Anders als in vielen Œuvre wo die Arbeiten nur nummeriert sind oder mit “ohne Titel” bezeichnet werden, haben die Werktitel der Arbeiten von Bart Vandevijvere eine explizite Bedeutung. Häufig referenzieren sie eine bestimmte Musik wie z.B. „Cubes for Joachim Kühn“ oder „Lines for Joëlle Léandre“. Gelegentlich beziehen sie sich auf eine Welt oder auf die Welt: „The Collapse of Symbiosis“ oder „Embracing the Circumstances“. Immer aber geben sie genügend Raum für den jeweiligen Betrachter.
Das Gemälde
Der Titel ‘Wandering in Between’ öffnet einen weiten Raum.

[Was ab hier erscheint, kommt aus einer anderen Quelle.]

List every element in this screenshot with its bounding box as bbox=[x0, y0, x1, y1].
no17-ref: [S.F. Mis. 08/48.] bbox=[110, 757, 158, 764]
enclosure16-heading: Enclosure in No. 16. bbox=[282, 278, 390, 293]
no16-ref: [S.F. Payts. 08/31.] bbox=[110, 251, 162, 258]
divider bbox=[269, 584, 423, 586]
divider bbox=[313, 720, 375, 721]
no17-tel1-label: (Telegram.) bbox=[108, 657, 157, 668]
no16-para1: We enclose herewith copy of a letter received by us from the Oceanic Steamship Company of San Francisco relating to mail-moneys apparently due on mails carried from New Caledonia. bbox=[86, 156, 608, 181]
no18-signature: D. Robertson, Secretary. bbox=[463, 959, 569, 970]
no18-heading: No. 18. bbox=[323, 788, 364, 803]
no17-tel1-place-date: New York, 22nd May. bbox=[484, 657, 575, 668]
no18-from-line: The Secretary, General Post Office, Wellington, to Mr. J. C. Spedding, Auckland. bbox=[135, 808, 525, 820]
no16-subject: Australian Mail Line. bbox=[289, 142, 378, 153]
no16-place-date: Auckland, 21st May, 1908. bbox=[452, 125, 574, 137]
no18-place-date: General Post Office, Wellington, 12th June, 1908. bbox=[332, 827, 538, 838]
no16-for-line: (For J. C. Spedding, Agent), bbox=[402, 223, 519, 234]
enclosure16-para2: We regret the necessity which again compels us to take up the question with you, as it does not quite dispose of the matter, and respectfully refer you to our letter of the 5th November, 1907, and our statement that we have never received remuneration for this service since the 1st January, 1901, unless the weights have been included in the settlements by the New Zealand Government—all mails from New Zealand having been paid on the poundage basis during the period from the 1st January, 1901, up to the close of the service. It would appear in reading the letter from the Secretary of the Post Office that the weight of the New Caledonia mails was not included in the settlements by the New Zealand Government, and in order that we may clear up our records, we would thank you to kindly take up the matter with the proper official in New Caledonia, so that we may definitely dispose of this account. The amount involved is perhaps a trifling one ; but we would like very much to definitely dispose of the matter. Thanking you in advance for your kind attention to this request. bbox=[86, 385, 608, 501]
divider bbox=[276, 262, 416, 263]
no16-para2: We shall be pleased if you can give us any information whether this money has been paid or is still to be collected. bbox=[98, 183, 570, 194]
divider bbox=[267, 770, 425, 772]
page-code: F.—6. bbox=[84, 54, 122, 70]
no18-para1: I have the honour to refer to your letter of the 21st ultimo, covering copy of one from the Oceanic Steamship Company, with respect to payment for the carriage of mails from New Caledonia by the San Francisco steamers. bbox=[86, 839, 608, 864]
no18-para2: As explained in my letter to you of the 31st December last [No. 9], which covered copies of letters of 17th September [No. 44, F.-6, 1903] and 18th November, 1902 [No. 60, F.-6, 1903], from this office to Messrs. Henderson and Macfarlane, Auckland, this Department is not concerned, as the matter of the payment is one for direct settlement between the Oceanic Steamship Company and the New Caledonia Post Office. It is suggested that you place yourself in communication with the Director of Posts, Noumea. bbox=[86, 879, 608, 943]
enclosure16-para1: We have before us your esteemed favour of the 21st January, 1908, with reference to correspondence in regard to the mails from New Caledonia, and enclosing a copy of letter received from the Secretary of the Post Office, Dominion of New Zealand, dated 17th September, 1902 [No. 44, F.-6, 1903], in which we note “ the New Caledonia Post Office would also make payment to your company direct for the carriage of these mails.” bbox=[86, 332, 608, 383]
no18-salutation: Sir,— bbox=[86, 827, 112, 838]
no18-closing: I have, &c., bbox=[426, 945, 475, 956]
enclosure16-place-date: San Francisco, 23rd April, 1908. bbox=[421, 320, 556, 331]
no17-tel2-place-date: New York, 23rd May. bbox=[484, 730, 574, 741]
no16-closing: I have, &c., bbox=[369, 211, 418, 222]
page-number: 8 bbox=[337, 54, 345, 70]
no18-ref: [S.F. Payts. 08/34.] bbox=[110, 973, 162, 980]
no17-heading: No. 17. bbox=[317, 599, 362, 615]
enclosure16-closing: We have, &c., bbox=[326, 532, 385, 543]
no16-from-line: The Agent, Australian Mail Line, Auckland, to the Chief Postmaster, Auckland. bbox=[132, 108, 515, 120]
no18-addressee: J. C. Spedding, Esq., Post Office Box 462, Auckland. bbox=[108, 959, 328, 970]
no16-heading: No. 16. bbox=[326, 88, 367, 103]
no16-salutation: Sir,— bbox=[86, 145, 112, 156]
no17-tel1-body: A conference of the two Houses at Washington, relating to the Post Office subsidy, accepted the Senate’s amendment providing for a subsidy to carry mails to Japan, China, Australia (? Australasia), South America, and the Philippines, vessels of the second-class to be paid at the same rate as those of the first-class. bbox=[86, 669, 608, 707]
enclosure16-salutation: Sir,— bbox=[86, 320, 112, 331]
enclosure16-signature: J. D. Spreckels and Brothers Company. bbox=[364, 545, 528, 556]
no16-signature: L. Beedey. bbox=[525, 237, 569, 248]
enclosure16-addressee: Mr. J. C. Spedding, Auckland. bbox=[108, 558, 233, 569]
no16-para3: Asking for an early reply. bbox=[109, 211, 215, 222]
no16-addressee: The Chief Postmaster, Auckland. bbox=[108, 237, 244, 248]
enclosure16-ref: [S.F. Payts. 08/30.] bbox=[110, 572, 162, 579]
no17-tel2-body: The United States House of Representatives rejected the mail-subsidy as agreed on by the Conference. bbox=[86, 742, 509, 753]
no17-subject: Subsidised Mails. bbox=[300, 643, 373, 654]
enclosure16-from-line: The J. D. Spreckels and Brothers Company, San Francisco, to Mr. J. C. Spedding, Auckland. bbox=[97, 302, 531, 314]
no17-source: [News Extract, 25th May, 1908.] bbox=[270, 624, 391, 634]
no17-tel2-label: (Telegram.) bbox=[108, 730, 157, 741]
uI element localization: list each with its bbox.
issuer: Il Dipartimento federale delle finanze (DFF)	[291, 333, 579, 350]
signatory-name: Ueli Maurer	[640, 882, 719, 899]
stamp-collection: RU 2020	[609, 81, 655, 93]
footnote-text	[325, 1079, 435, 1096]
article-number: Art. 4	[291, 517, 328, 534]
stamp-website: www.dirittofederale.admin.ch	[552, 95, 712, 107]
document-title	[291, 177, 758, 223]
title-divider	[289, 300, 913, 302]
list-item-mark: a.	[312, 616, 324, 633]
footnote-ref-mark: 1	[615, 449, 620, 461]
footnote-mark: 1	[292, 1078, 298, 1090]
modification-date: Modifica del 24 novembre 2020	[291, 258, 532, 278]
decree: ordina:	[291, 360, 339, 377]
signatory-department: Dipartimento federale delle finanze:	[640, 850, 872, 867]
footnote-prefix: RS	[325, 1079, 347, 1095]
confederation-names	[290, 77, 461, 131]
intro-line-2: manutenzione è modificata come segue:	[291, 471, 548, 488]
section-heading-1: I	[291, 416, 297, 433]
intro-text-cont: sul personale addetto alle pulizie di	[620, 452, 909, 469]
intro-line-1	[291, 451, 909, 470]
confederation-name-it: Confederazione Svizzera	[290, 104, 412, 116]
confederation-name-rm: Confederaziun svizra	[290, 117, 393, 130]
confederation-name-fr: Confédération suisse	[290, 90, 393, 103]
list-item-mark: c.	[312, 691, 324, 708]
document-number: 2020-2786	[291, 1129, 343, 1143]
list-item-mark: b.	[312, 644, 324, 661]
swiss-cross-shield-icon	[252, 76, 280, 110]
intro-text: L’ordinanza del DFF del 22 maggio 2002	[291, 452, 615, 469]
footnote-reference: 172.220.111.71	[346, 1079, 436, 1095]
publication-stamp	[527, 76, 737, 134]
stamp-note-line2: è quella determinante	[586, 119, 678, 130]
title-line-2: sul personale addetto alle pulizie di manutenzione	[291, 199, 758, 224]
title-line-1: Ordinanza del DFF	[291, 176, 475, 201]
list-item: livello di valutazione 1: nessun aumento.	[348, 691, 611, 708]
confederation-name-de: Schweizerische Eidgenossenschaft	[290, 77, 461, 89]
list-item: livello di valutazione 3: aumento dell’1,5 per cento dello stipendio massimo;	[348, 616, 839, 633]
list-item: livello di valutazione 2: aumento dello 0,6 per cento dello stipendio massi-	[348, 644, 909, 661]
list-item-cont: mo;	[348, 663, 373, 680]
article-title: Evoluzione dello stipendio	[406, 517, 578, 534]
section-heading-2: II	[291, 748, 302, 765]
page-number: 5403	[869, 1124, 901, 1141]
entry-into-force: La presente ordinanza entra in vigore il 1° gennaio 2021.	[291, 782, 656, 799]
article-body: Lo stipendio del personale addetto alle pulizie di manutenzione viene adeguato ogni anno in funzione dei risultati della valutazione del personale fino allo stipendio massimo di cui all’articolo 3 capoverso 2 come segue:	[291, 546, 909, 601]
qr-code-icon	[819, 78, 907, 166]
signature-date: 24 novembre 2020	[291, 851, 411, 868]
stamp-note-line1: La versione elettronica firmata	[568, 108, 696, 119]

‚Wandering‘, Herumgehen, das ist eine Tätigkeit, ein Wandern, ein Spaziergang, ein Umherziehen, Laufen. Herumgehen ist aktiv und physisch. Herumzugehen verspricht eine gewisse Langsamkeit. Während des Gehens ist Gelegenheit zum Schauen, Denken, Philosophieren.
‚In between‘, dazwischen, beinhaltet Gegensätze, zwischen denen der Weg liegt. So entsteht ein Ort zwischen Intuition und Erkenntnis, Intimität und Distanz, Nähe und Ferne, Verzweiflung und Hoffnung, Erfüllung und Sinnleere.
Das Gemälde ‘Wandering in Between’ (2017) ist eine große Leinwand (130 auf 160 cm), bemalt mit Acryl und Wasser, beseelt von Musik als einem Grundbaustein. Wie aber lässt sich mit Leinwand, Farbe und Form komponieren? Wollen wir doch mal das Bild mit unseren Sinnen erwandern. Die Wanderung folgt dem vorsichtigen Gebrauch von Farbe hin zu einer größeren Dichte in einem roten Dreieck. Ausgehend von geometrischen Formen führt sie zu organischen Mustern, die kontrolliert gesetzten Striche weichen spontanen Farbflecken. Scheinbar liegen mehrere Farbschichten übereinander, doch zu sehen ist nur die weiße Oberfläche der grundierten Leinwand.
Die Dreiecke und die rechteckigen Flächen in der Mitte taumeln durch den Raum. Ein Anflug von Perspektive zieht den Blick nach oben. Die Geometrie teilt den Hintergrund. Gelegentlich scheint es, als sei der hintere dunkle Raum zuerst da gewesen, und die spielerisch gesetzten Farbflächen später hinzugekommen. Die Farbe ist abgewaschen, tränt die Leinwand herunter oder zeigt sich in breiten Pinselstrichen. An manchen Stellen fühlt sich die Farboberfläche wie Samt an, dann wieder wie Baumrinde oder wie ein ausgewaschenes Gemäuer. Die ebene Oberfläche der Leinwand wird zu einem Raum, in den sich hineinsehen lässt. Beim ‚Betreten‘ des Gemäldes zieht es uns in die Bewegungen während des Malens; der Künstler erschafft das Gemälde von Innen nach Außen, der Betrachter betritt das Werk von Außen, um in sein Inneres vorzudringen.